Dans ce désordre extrême, l’effroi fit oublier la présence de César, si imposante, si efficace en d’autres occasions. Un porte-enseigne qu’il s’efforça d’arrêter en retenant son étendard, lâcha prise et continua de courir ; un cavalier dont il saisit la bride du cheval, vida la selle et s’enfuit à pied. La déroute fut complète.

Mais si les fossés et les ouvrages au milieu desquels l’action s’engagea, gênaient les fuyards, ils n’offraient pas moins d’obstacles pour ceux qui les poursuivaient. Pompée ne s’attendait pas à une si prompte victoire ; il se persuada que cette armée en désordre cherchait à l’attirer dans quelque embuscade ; car il concevait une haute opinion de la valeur et de la discipline des troupes de César.

Elles avaient mérité cette réputation ; mais, à la guerre, la peur se communique comme la bravoure. S’il pouvait exister une armée qui fût exempte de ces mouvemens de faiblesse, cette armée, bien conduite, deviendrait invincible, puisque le prestige qui environne le général habile et trouble si souvent son adversaire n’existerait plus.

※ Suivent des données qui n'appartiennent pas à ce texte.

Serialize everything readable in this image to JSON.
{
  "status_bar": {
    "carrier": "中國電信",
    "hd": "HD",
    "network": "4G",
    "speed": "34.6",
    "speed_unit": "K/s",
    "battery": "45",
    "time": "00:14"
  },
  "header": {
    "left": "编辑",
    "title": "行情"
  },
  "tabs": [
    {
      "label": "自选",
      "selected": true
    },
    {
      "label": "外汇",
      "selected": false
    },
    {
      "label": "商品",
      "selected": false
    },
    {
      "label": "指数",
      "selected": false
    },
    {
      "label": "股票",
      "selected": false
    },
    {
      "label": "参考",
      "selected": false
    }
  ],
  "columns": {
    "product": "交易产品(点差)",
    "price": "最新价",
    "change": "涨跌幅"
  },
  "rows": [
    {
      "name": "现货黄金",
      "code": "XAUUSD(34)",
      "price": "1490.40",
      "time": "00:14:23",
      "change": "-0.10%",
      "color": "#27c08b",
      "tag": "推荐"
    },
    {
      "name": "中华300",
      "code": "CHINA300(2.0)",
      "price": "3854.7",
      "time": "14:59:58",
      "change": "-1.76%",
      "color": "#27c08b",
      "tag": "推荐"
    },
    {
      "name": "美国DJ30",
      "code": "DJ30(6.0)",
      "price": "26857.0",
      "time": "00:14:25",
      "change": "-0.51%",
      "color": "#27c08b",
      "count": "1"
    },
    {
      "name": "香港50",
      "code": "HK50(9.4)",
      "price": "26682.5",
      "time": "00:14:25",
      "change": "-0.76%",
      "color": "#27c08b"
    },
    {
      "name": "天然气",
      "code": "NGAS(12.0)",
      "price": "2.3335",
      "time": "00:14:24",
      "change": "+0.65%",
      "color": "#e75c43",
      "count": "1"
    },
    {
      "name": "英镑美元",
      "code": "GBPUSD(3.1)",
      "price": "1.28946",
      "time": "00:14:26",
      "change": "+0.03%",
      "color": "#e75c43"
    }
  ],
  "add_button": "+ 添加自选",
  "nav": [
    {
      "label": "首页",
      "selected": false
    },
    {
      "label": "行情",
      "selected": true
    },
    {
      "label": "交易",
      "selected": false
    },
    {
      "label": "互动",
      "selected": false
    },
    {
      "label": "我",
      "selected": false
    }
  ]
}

Pompée en subit ici l’influence, bien qu’il semble pourtant qu’un capitaine aussi expérimenté dût savoir distinguer une retraite simulée d’une déroute réelle : il fit ce jour-là une faute impardonnable. César, qui paraît toujours plus enclin à exagérer les bévues de son ennemi qu’à reconnaître ses avantages, déclare avoir perdu environ mille combattans et plus de trente enseignes. Il dit surtout que l’excessive prudence de Pompée sauva seule son armée.

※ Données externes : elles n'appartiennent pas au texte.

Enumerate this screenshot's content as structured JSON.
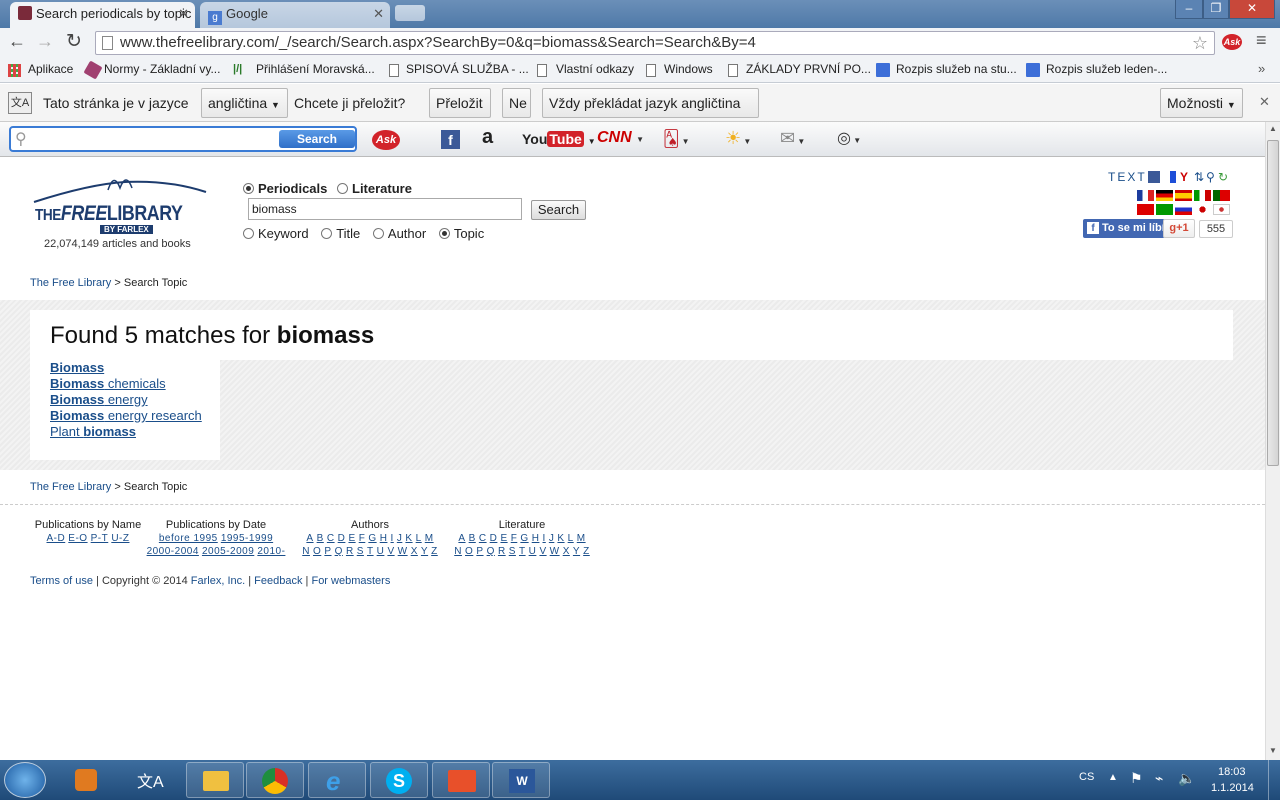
{
  "browser": {
    "tabs": [
      {
        "title": "Search periodicals by topic",
        "active": true
      },
      {
        "title": "Google",
        "active": false
      }
    ],
    "url": "www.thefreelibrary.com/_/search/Search.aspx?SearchBy=0&q=biomass&Search=Search&By=4",
    "bookmarks": [
      "Aplikace",
      "Normy - Základní vy...",
      "Přihlášení  Moravská...",
      "SPISOVÁ SLUŽBA - ...",
      "Vlastní odkazy",
      "Windows",
      "ZÁKLADY PRVNÍ PO...",
      "Rozpis služeb na stu...",
      "Rozpis služeb leden-..."
    ]
  },
  "translate_bar": {
    "prompt": "Tato stránka je v jazyce",
    "language": "angličtina",
    "question": "Chcete ji přeložit?",
    "translate_button": "Přeložit",
    "no_button": "Ne",
    "always_button": "Vždy překládat jazyk angličtina",
    "options_button": "Možnosti"
  },
  "ask_toolbar": {
    "search_button": "Search",
    "ask_label": "Ask",
    "youtube_label": "YouTube",
    "cnn_label": "CNN"
  },
  "site": {
    "logo_line1": "THE",
    "logo_line2": "FREE",
    "logo_line3": "LIBRARY",
    "logo_sub": "BY FARLEX",
    "article_count": "22,074,149 articles and books",
    "search": {
      "scope_options": [
        "Periodicals",
        "Literature"
      ],
      "scope_selected": "Periodicals",
      "query": "biomass",
      "search_button": "Search",
      "by_options": [
        "Keyword",
        "Title",
        "Author",
        "Topic"
      ],
      "by_selected": "Topic"
    },
    "text_link": "TEXT",
    "fb_button": "To se mi líbí",
    "gplus_label": "g+1",
    "gplus_count": "555",
    "breadcrumb_home": "The Free Library",
    "breadcrumb_sep": ">",
    "breadcrumb_current": "Search Topic",
    "results_heading_prefix": "Found 5 matches for",
    "results_heading_term": "biomass",
    "results": [
      {
        "term": "Biomass",
        "rest": ""
      },
      {
        "term": "Biomass",
        "rest": " chemicals"
      },
      {
        "term": "Biomass",
        "rest": " energy"
      },
      {
        "term": "Biomass",
        "rest": " energy research"
      },
      {
        "term": "Plant ",
        "rest": "biomass",
        "bold_second": true
      }
    ],
    "footer": {
      "pub_by_name_title": "Publications by Name",
      "pub_by_name_links": [
        "A-D",
        "E-O",
        "P-T",
        "U-Z"
      ],
      "pub_by_date_title": "Publications by Date",
      "pub_by_date_links_row1": [
        "before 1995",
        "1995-1999"
      ],
      "pub_by_date_links_row2": [
        "2000-2004",
        "2005-2009",
        "2010-"
      ],
      "authors_title": "Authors",
      "literature_title": "Literature",
      "alpha_row1": [
        "A",
        "B",
        "C",
        "D",
        "E",
        "F",
        "G",
        "H",
        "I",
        "J",
        "K",
        "L",
        "M"
      ],
      "alpha_row2": [
        "N",
        "O",
        "P",
        "Q",
        "R",
        "S",
        "T",
        "U",
        "V",
        "W",
        "X",
        "Y",
        "Z"
      ],
      "terms": "Terms of use",
      "copyright": "Copyright © 2014",
      "farlex": "Farlex, Inc.",
      "feedback": "Feedback",
      "webmasters": "For webmasters"
    }
  },
  "taskbar": {
    "lang": "CS",
    "time": "18:03",
    "date": "1.1.2014"
  }
}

La conduite personnelle de César fut un aveu de sa défaite. Il abandonna sur le champ les lignes de Dyrrachium et tous les postes extérieurs.

On ne voit pas moins clairement que Pompée perdit le moment décisif, ou ne connut son avantage qu’après qu’il n’était plus temps de le rendre complet. Il reçut cependant de ses soldats, avec les salutations ordinaires du triomphe, le titre d’imperator, et les peuples revinrent en sa faveur à cet ancien préjugé, qui le faisait regarder comme le plus grand général qui eût encore paru.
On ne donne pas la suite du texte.